In a series of high-impact interviews this year conducted by YourStory Founder and CEO Shradha Sharma, a clear trend emerged -- build for value, build for long term.




To a question by Shardha Sharma on the right way to build a business, Nandan Nilekani, Co-founder of Infosys and angel investor, replied,


“I’d rather be a unicorn in revenue than a unicorn in market cap.”


In a fireside chat with Shradha at YourStory’s annual TechSparks 2019 tech summit, Softbank’s Munish Varma said that spending capital if done in a disciplined manner where one is seeing a return on investments should be encouraged to scale.
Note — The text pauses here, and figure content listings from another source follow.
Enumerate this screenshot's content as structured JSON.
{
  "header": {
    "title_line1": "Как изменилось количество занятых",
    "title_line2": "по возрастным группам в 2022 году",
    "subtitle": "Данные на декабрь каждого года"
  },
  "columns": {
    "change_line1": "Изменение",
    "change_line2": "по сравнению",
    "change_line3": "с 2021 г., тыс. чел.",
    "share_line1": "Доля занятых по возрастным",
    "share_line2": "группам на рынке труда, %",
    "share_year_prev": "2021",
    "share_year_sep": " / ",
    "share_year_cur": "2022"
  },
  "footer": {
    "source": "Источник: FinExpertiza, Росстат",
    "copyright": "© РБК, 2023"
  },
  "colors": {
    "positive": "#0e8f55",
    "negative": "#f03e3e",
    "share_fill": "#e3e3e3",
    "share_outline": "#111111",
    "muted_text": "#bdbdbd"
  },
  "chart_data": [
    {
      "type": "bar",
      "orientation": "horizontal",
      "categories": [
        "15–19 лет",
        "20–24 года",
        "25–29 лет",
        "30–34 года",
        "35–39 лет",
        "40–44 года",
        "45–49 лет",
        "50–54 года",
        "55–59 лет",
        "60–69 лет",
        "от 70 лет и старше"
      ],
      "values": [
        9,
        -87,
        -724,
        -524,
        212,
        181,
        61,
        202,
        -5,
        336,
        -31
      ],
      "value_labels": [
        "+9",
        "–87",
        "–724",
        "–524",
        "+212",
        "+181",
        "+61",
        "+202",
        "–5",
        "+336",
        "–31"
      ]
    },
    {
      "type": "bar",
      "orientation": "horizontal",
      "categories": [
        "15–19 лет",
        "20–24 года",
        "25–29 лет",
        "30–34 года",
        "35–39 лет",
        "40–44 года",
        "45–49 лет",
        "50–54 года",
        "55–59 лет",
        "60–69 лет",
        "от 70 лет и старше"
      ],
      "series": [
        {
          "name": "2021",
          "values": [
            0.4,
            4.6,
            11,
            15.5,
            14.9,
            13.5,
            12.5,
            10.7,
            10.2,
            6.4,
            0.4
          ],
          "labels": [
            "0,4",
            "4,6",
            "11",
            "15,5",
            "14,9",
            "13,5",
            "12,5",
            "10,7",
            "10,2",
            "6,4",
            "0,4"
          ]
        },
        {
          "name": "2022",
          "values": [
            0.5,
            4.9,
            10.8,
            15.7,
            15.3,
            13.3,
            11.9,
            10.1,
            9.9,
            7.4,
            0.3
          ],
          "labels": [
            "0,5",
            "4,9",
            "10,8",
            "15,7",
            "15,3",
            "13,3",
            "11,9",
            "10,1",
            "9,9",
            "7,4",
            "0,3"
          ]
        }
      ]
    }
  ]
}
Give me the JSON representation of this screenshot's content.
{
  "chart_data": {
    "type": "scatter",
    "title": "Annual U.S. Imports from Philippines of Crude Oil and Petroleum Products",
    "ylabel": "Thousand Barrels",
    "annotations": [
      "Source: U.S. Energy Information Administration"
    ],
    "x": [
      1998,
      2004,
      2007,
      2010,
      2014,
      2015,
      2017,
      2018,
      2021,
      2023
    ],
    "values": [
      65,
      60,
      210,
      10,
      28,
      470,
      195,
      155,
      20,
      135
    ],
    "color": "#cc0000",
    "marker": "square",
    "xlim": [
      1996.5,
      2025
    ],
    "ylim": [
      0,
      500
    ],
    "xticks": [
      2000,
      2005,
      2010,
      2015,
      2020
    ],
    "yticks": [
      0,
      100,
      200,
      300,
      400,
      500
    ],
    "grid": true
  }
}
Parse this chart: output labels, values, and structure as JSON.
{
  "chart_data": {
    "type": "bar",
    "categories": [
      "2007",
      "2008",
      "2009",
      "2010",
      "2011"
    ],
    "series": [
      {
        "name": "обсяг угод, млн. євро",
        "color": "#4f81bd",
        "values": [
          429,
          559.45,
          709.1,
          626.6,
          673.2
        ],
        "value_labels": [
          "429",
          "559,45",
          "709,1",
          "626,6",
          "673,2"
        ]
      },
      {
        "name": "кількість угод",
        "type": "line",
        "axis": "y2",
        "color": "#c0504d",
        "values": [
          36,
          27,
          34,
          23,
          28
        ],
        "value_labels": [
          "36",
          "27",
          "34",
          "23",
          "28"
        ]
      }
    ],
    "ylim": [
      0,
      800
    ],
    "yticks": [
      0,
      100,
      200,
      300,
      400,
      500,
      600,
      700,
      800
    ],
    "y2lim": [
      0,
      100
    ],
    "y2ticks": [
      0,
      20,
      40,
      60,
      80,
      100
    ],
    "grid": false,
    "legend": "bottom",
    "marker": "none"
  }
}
Softbank Investment Advisers, Managing Partner, Munish Varma

Softbank Investment Advisers, Managing Partner, Munish Varma

SoftBank Investment Advisers, a venture capital firm specialising in growth capital and late-stage startup investments, has backed numerous successful startups across the world and in India. SoftBank has deployed $10 billion in the Indian ecosystem, including Paytm, Oyo, Delhivery, and FirstCry, among others, and is now one of the biggest investors in Indian tech-enabled startups.


Its Vision Fund is a late-stage fund and Munish explained they are looking for businesses that have product-market fit and are already doing well in their chosen space. “With our capital, they can accelerate their rate of growth and expand to different geographies,” he said. He added that IPOs were an important one-time decision in the lifecycle of a company. “The Indian market hasn’t seen many new-age companies getting listed. But we will see them soon.”





“My philosophy is, we don’t build for valuation, we build for value creation,” Bhavish Agaarwal proclaimed at TechSparks this year.


Bhavish spelt out his vision of building Ola into a global Indian consumer brand and confirmed that the company -- which has been rapidly expanding into new markets and verticals -- is now “absolutely focussed” on going public and is eyeing an IPO in 18-24 months.


Bhavish Aggarwal

Bhavish Aggarwal, Founder and CEO, Ola in a fireside chat with YourStory Founder and CEO Shradha Sharma

The growth and evolution of Ola, Bhavish says, came about in three phases: the first during 2011-2014, which he termed as the ‘romantic struggle’ phase where “Paisa nahi tha, log nahi the, tension bhi nahi tha” (no money, no people, no tension); the second during 2014-2017, which he termed as the ‘crazy scale-up’ phase, and; the third during 2017-2019, which he believes is ‘managing the scale’ phase.





In a rare interview, Founder and CEO of Cred Kunal Shah, spoke about a range of topics from the maturing Indian startup ecosystem to Indian economy to his idea of building an engaged community of high-trust individuals.


His nine-month-old second startup Cred was in the news recently for having raised close to $120 million (approx. Rs 861.39 crores) as a part of its Series B round led by fintech fund Ribbit Capital, Gemini Investments, as well as existing investor Sequoia Capital (through its fund, SCI Investments V).


Kunal Shah, CRED

Cred is a members-only app, which incentivises customers and gives exclusive rewards for paying credit card bills in a timely manner.


A seasoned entrepreneur, who has witnessed the unfolding of the Indian startup ecosystem from its early days, Kunal is on to his second startup that made news even before he launched it. As he himself notes on his observation of the Indian startup ecosystem,

“We are now witnessing a wave of second-time and third-time entrepreneurs and that is going to be powerful.”